Beth Jeans Houghton: Dramatic Fantastic


The precocious Beth Jeans Houghton has been on tastemakers’ radar for three years now. Back then, at the end of her teens, the girl from northeast England was hailed as an ingénue making “sweet and gentle folk music.” But with her album Yours Truly, Cellophane Nose complete, and with her band The Hooves Of Destiny behind her, the results sound anything but. Her phenomenal soprano is still a glistening thing, but the album it presides over is dramatic, even cataclysmic, and shot through with orchestral melodrama. We caught up with Houghton on the eve of its release.

DANIEL MARTIN: Hi Beth, what are you doing today?

BETH JEANS HOUGHTON: I’m at home in Newcastle and we were in Ireland yesterday. We were playing a show. It’s nice; everyone’s very organized over there.

MARTIN: Compared to what you’re used to?

HOUGHTON: Well, in England, people aren’t very organized, and people hate their jobs, so shit never runs smoothly.

MARTIN: The album has been a long time coming; how do you feel to finally be ready?

HOUGHTON: Really good. I think it finally hit me this morning that it’s actually coming out, so it’s a relief. I kind of blocked the whole thing out of my mind because it had taken so long, so it’s all flooding back in now.

MARTIN: What took so long? Did you trash a lot of material?

HOUGHTON: No, no, it took about four months to record the record, and we finished two years ago. It’s just been silly—the delays were, like, signing record deals and people getting sick and label stuff, really. It was all really boring. That was incredibly frustrating.

MARTIN: Did you worry people might have forgotten you from your early buzz?

HOUGHTON: Not nervous, because I’m not really interested in interest, if that makes sense. I’ve never really paid much attention to that, and I don’t really mind how many people buy it, it’s more of a personal project for me and the guys, so I’m just happy it’s coming out. If people buy it, that’s nice and everything, but even if less people bought it now because it’s been delayed for so long, it wouldn’t affect my psyche.

MARTIN: What did you want to achieve with the album?

HOUGHTON: I had an idea of exactly how I wanted the songs to sound in my head, but at the same time I didn’t wanna be restrained by ideas of exactly how it should be. I knew how I wanted it to be, but I was nervous of that as well. The general feel of the songs stayed the same but it became a lit bigger.
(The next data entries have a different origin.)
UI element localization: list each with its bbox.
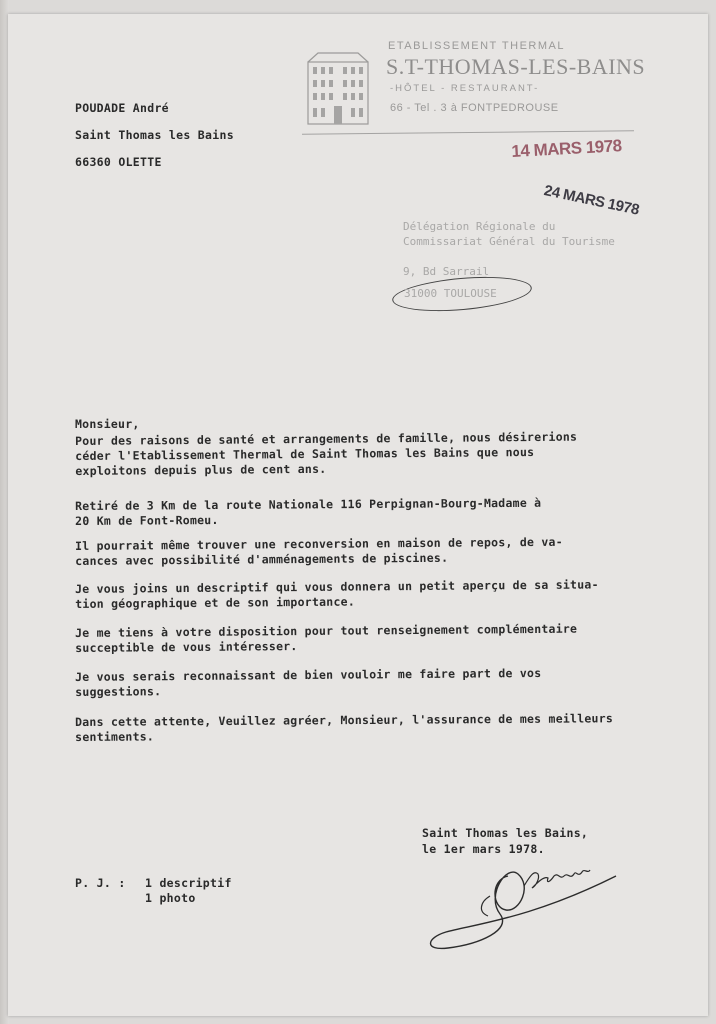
sender-postcode-city: 66360 OLETTE (75, 155, 162, 169)
date-stamp-received: 14 MARS 1978 (511, 136, 623, 161)
recipient-street: 9, Bd Sarrail (403, 265, 490, 278)
handwritten-signature (420, 856, 630, 960)
salutation: Monsieur, (75, 417, 140, 431)
recipient-line-1: Délégation Régionale du (403, 220, 556, 233)
paragraph-line: Je vous joins un descriptif qui vous donnera un petit aperçu de sa situa- (75, 577, 599, 596)
paragraph-line: sentiments. (75, 729, 155, 744)
paragraph-line: cances avec possibilité d'amménagements de piscines. (75, 550, 449, 568)
building-logo-icon (304, 50, 372, 126)
paragraph-7 (75, 711, 613, 745)
paragraph-line: Je vous serais reconnaissant de bien vouloir me faire part de vos (75, 665, 542, 684)
paragraph-line: tion géographique et de son importance. (75, 594, 356, 611)
enclosure-item: 1 photo (145, 891, 196, 905)
paragraph-line: céder l'Etablissement Thermal de Saint Thomas les Bains que nous (75, 444, 535, 463)
paragraph-2 (75, 496, 541, 529)
recipient-line-2: Commissariat Général du Tourisme (403, 235, 615, 248)
recipient-address (403, 219, 615, 279)
date-stamp-registered: 24 MARS 1978 (542, 182, 641, 219)
letterhead (300, 40, 646, 144)
letterhead-establishment: ETABLISSEMENT THERMAL (388, 40, 565, 52)
closing-place: Saint Thomas les Bains, (422, 826, 589, 840)
paragraph-5 (75, 622, 577, 656)
enclosures-label: P. J. : (75, 876, 126, 890)
paragraph-line: Dans cette attente, Veuillez agréer, Monsieur, l'assurance de mes meilleurs (75, 711, 614, 729)
sender-name: POUDADE André (75, 101, 169, 115)
paragraph-line: 20 Km de Font-Romeu. (75, 512, 219, 528)
paragraph-3 (75, 535, 563, 569)
recipient-city: 31000 TOULOUSE (404, 287, 497, 300)
letterhead-services: -HÔTEL - RESTAURANT- (390, 83, 540, 94)
paragraph-line: exploitons depuis plus de cent ans. (75, 461, 327, 478)
enclosure-item: 1 descriptif (145, 876, 232, 890)
paragraph-line: Retiré de 3 Km de la route Nationale 116 Perpignan-Bourg-Madame à (75, 495, 542, 513)
paragraph-line: suggestions. (75, 684, 162, 699)
paragraph-line: succeptible de vous intéresser. (75, 639, 298, 655)
paragraph-line: Je me tiens à votre disposition pour tout renseignement complémentaire (75, 621, 578, 640)
paragraph-line: Il pourrait même trouver une reconversion en maison de repos, de va- (75, 534, 563, 553)
paragraph-4 (75, 577, 599, 612)
closing-date: le 1er mars 1978. (422, 842, 545, 856)
letterhead-rule (302, 130, 634, 134)
letterhead-phone: 66 - Tel . 3 à FONTPEDROUSE (390, 102, 559, 114)
sender-address: Saint Thomas les Bains (75, 128, 234, 142)
letterhead-title: S.T-THOMAS-LES-BAINS (386, 54, 646, 79)
paragraph-6 (75, 666, 542, 700)
paragraph-line: Pour des raisons de santé et arrangements de famille, nous désirerions (75, 429, 578, 448)
paragraph-1 (75, 430, 578, 479)
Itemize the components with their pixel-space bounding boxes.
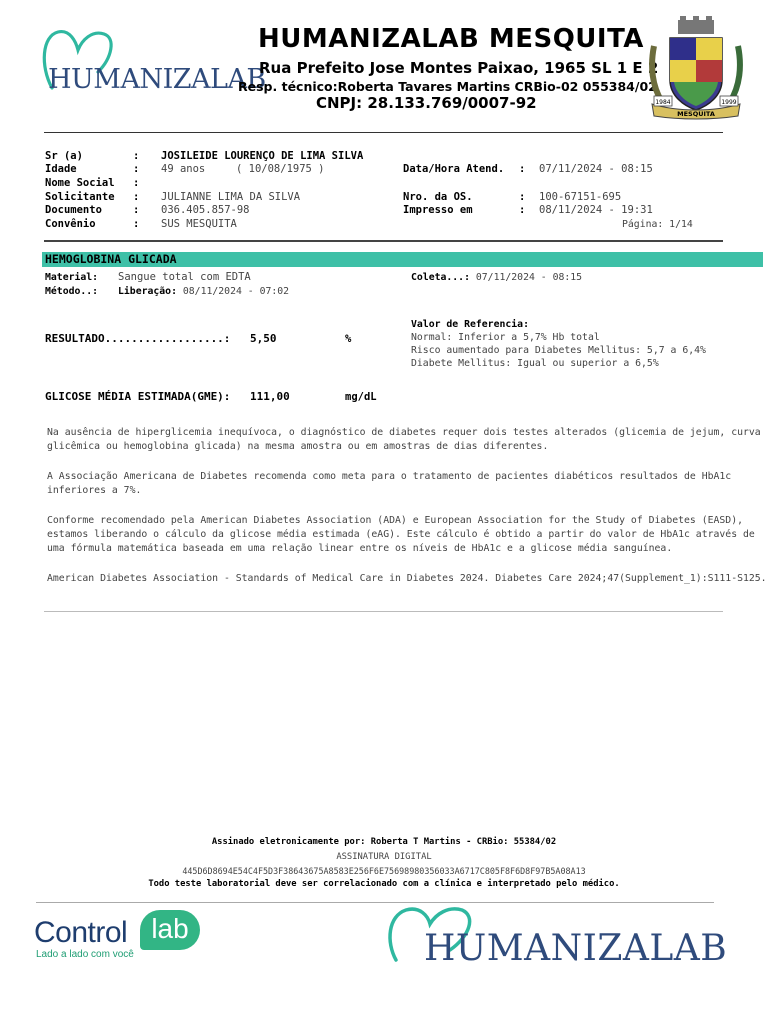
- method-label: Método..:: [45, 286, 99, 297]
- note-paragraph: American Diabetes Association - Standards of Medical Care in Diabetes 2024. Diabetes Care 2024;47(Supplement_1):S111-S125.: [47, 573, 767, 584]
- insurance-label: Convênio: [45, 218, 96, 230]
- section-end-divider: [44, 611, 723, 612]
- logo-wordmark: HUMANIZALAB: [48, 64, 266, 95]
- attendance-date: 07/11/2024 - 08:15: [539, 163, 653, 175]
- controllab-tagline: Lado a lado com você: [36, 949, 134, 960]
- insurance-name: SUS MESQUITA: [161, 218, 237, 230]
- svg-text:1999: 1999: [721, 99, 737, 106]
- controllab-wordmark: Control: [34, 916, 128, 949]
- svg-text:1984: 1984: [655, 99, 671, 106]
- os-label: Nro. da OS.: [403, 191, 473, 203]
- material-label: Material:: [45, 272, 99, 283]
- lab-address: Rua Prefeito Jose Montes Paixao, 1965 SL 1 E 2: [259, 59, 659, 77]
- social-name-label: Nome Social: [45, 177, 115, 189]
- page-number: Página: 1/14: [622, 219, 693, 230]
- controllab-badge: lab: [140, 910, 200, 950]
- reference-line: Diabete Mellitus: Igual ou superior a 6,5%: [411, 358, 659, 369]
- gme-label: GLICOSE MÉDIA ESTIMADA(GME):: [45, 390, 231, 403]
- reference-title: Valor de Referencia:: [411, 319, 529, 330]
- result-label: RESULTADO..................:: [45, 332, 231, 345]
- release-label: Liberação:: [118, 286, 177, 297]
- collection-date: 07/11/2024 - 08:15: [475, 272, 583, 283]
- patient-age: 49 anos: [161, 163, 206, 175]
- note-paragraph: Na ausência de hiperglicemia inequívoca, o diagnóstico de diabetes requer dois testes alterados (glicemia de jejum, curva glicêmica ou hemoglobina glicada) na mesma amostra ou em amostras de dias diferentes.: [47, 427, 761, 452]
- digital-signature-label: ASSINATURA DIGITAL: [336, 852, 432, 862]
- disclaimer: Todo teste laboratorial deve ser correlacionado com a clínica e interpretado pelo médico.: [148, 879, 620, 889]
- patient-name: JOSILEIDE LOURENÇO DE LIMA SILVA: [161, 150, 364, 162]
- logo-wordmark: HUMANIZALAB: [424, 928, 728, 969]
- date-label: Data/Hora Atend.: [403, 163, 505, 175]
- gme-value: 111,00: [250, 390, 290, 403]
- exam-title: HEMOGLOBINA GLICADA: [45, 252, 177, 266]
- signature-line: Assinado eletronicamente por: Roberta T Martins - CRBio: 55384/02: [211, 837, 557, 847]
- material-value: Sangue total com EDTA: [118, 271, 251, 283]
- document-number: 036.405.857-98: [161, 204, 250, 216]
- note-paragraph: Conforme recomendado pela American Diabetes Association (ADA) e European Association for the Study of Diabetes (EASD), estamos liberando o cálculo da glicose média estimada (eAG). Este cálculo é obtido a partir do valor de HbA1c através de uma fórmula matemática baseada em uma relação linear entre os níveis de HbA1c e a glicose média sanguínea.: [47, 515, 755, 554]
- release-date: 08/11/2024 - 07:02: [182, 286, 290, 297]
- reference-line: Normal: Inferior a 5,7% Hb total: [411, 332, 600, 343]
- signature-hash: 445D6D8694E54C4F5D3F38643675A8583E256F6E75698980356033A6717C805F8F6D8F97B5A08A13: [182, 866, 586, 876]
- printed-label: Impresso em: [403, 204, 473, 216]
- technician-line: Resp. técnico:Roberta Tavares Martins CRBio-02 055384/02: [238, 79, 657, 94]
- result-unit: %: [345, 333, 352, 345]
- header-divider: [44, 132, 723, 133]
- cnpj-line: CNPJ: 28.133.769/0007-92: [316, 94, 537, 112]
- requester-label: Solicitante: [45, 191, 115, 203]
- requester-name: JULIANNE LIMA DA SILVA: [161, 191, 301, 203]
- result-value: 5,50: [250, 332, 277, 345]
- document-label: Documento: [45, 204, 102, 216]
- city-crest: [648, 16, 744, 120]
- controllab-logo: [34, 908, 214, 964]
- svg-text:MESQUITA: MESQUITA: [677, 110, 715, 118]
- patient-divider: [44, 240, 723, 242]
- gme-unit: mg/dL: [345, 391, 377, 403]
- humanizalab-logo: [40, 26, 266, 106]
- collection-label: Coleta...:: [411, 272, 470, 283]
- note-paragraph: A Associação Americana de Diabetes recomenda como meta para o tratamento de pacientes diabéticos resultados de HbA1c inferiores a 7%.: [47, 471, 732, 496]
- patient-birth: ( 10/08/1975 ): [236, 163, 325, 175]
- age-label: Idade: [45, 163, 77, 175]
- lab-name: HUMANIZALAB MESQUITA: [258, 24, 644, 54]
- name-label: Sr (a): [45, 150, 83, 162]
- printed-date: 08/11/2024 - 19:31: [539, 204, 653, 216]
- os-number: 100-67151-695: [539, 191, 622, 203]
- reference-line: Risco aumentado para Diabetes Mellitus: 5,7 a 6,4%: [411, 345, 706, 356]
- humanizalab-footer-logo: [384, 902, 728, 972]
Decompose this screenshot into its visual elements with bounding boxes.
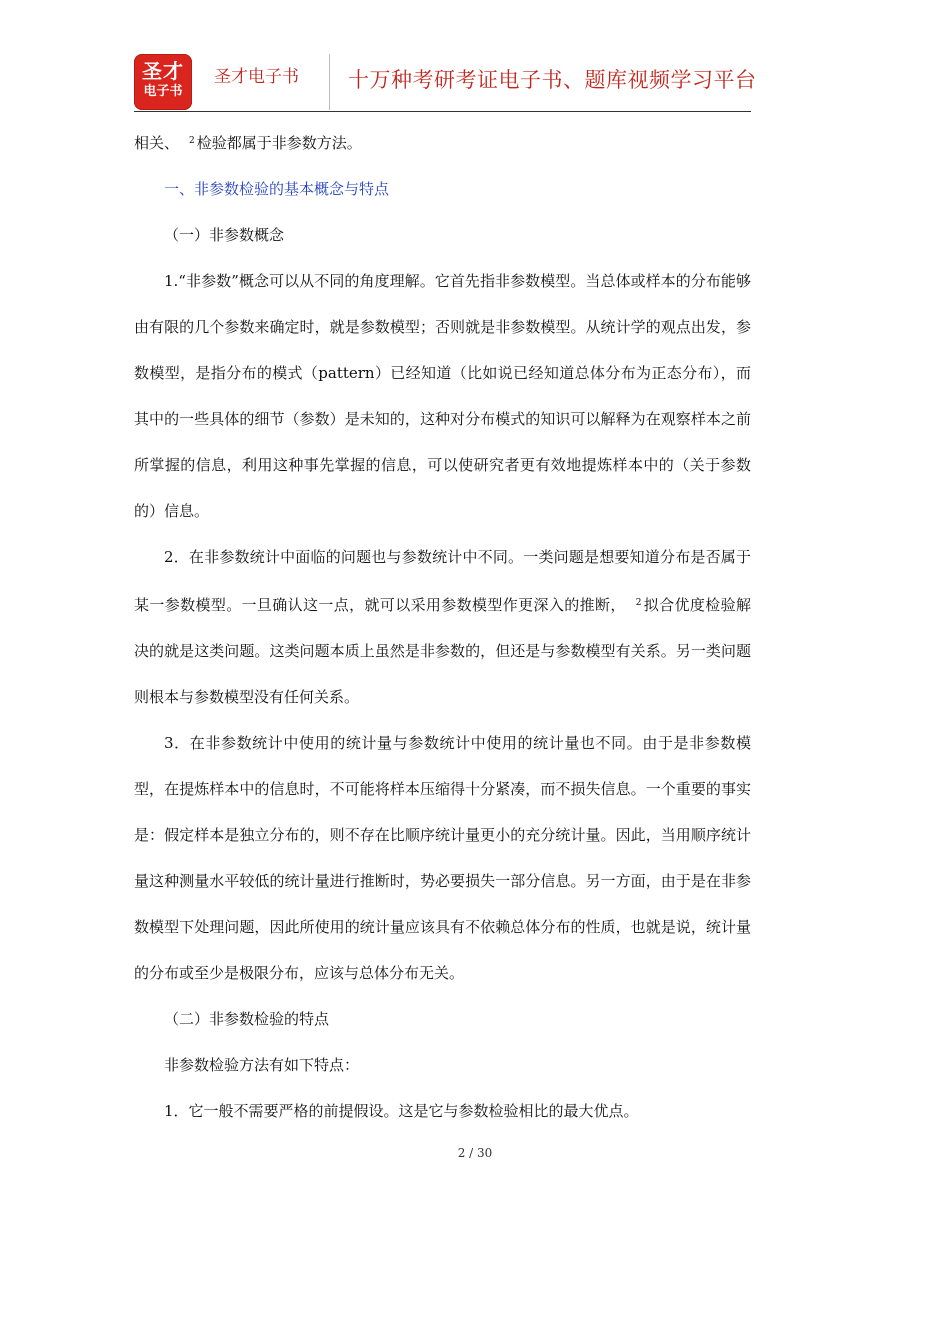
- paragraph-4: 非参数检验方法有如下特点：: [164, 1056, 360, 1074]
- paragraph-1: 1.“非参数”概念可以从不同的角度理解。它首先指非参数模型。当总体或样本的分布能够由有限的几个参数来确定时，就是参数模型；否则就是非参数模型。从统计学的观点出发，参数模型，是指分布的模式（pattern）已经知道（比如说已经知道总体分布为正态分布），而其中的一些具体的细节（参数）是未知的，这种对分布模式的知识可以解释为在观察样本之前所掌握的信息，利用这种事先掌握的信息，可以使研究者更有效地提炼样本中的（关于参数的）信息。: [134, 272, 751, 520]
- intro-text-after: 检验都属于非参数方法。: [196, 134, 362, 152]
- intro-line: [134, 118, 751, 166]
- chi-square-superscript: 2: [189, 136, 195, 146]
- chi-square-superscript: 2: [635, 598, 642, 608]
- document-body: [134, 118, 751, 1134]
- header-divider: [329, 54, 330, 110]
- page-number: 2 / 30: [457, 1146, 493, 1160]
- page-header: [134, 50, 757, 112]
- section-heading: 一、非参数检验的基本概念与特点: [164, 180, 390, 198]
- header-rule: [134, 111, 751, 112]
- intro-text-before: 相关、: [134, 134, 180, 152]
- brand-logo: [134, 54, 192, 110]
- paragraph-3: 3．在非参数统计中使用的统计量与参数统计中使用的统计量也不同。由于是非参数模型，在提炼样本中的信息时，不可能将样本压缩得十分紧凑，而不损失信息。一个重要的事实是：假定样本是独立分布的，则不存在比顺序统计量更小的充分统计量。因此，当用顺序统计量这种测量水平较低的统计量进行推断时，势必要损失一部分信息。另一方面，由于是在非参数模型下处理问题，因此所使用的统计量应该具有不依赖总体分布的性质，也就是说，统计量的分布或至少是极限分布，应该与总体分布无关。: [134, 734, 751, 982]
- paragraph-5: 1．它一般不需要严格的前提假设。这是它与参数检验相比的最大优点。: [164, 1102, 639, 1120]
- subsection-heading-1: （一）非参数概念: [164, 226, 285, 244]
- brand-name: 圣才电子书: [214, 67, 299, 87]
- paragraph-2: [134, 534, 751, 720]
- paragraph-2-text-before: 2．在非参数统计中面临的问题也与参数统计中不同。一类问题是想要知道分布是否属于某一参数模型。一旦确认这一点，就可以采用参数模型作更深入的推断，: [134, 548, 751, 614]
- logo-text-top: 圣才: [142, 59, 184, 83]
- header-slogan: 十万种考研考证电子书、题库视频学习平台: [348, 68, 757, 92]
- logo-text-bottom: 电子书: [143, 84, 183, 99]
- paragraph-2-text-after: 拟合优度检验解决的就是这类问题。这类问题本质上虽然是非参数的，但还是与参数模型有关系。另一类问题则根本与参数模型没有任何关系。: [134, 596, 751, 706]
- subsection-heading-2: （二）非参数检验的特点: [164, 1010, 330, 1028]
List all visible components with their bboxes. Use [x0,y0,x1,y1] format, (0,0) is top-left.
It actually sounds a lot more like it did in my head now.

MARTIN: There are a lot of fantasy elements there, is it important to be visual and evocative?

HOUGHTON: I guess the songs are all stories in a sense, in that they’re all things that happened to me, but I don’t really approach songs in that way that I’m trying to be honest about details… but yes, it’s all personal. I don’t really understand writers who can sing songs that other people have written.

MARTIN: Are you putting a lot of yourself out on the line?

HOUGHTON: Not really, the only people who really know what the songs are about is me and the band because… even though it’s completely honest, I don’t think that anyone would be able to work out what I’m actually saying here. There’s a lot of imagery and language, but even I’m not trying to do any of that.

MARTIN: Do you feel part of any wave of female singers making this kind of dramatic music?

HOUGHTON: No, no not in the slightest, I don’t even want to be part of a movement at all, but definitely not part of some specifically female movement. I was talking to my band about it the other day, even in the context of some kind of local music scene we’re not even part of that, we are in our own bubble. And I don’t consider myself a solo artist. I was solo to start with and then the band came and then it grew into us being a band. This is not just me and a backing band. But yes, the only movement I want to be part of is just one that’s concerned with making the world a bit nicer.

MARTIN: With that in mind, are you politically active? Have you been following the Occupy movement, for example?

HOUGHTON: In a sense, but to be honest I don’t know anything about politics—I would like to know; I haven’t gone into it yet. Obviously I’ve seen it happening around. I just mean like a general conscience in what you’re doing.

MARTIN: What other new artists are you excited about?

HOUGHTON: We don’t listen to a lot of new music in the band. We do like Warpaint, and I like Local Natives, they’re brilliant.

MARTIN: A lot has been made of the cinematic nature of the music. If this really was the soundtrack to a movie, then what kind of movie would it be?

HOUGHTON: I don’t know. I’ve always wanted to make a soundtrack anyway, but I’m not sure. Maybe that will reveal itself to people when they hear it. But how would I describe what we’ve made? Well a friend of mine came up with a good phrase, “musical alchemy,” and I quite like that. And another friend said that the record sounds like thunder, so I quite like that.

MARTIN: What’s next for Beth Jeans Houghton?

HOUGHTON: I’m going to have some lunch and then I’m going to paint some trousers. What will I paint them? I don’t know—I have a fake band called Misty Sphincter, so maybe something to do with that.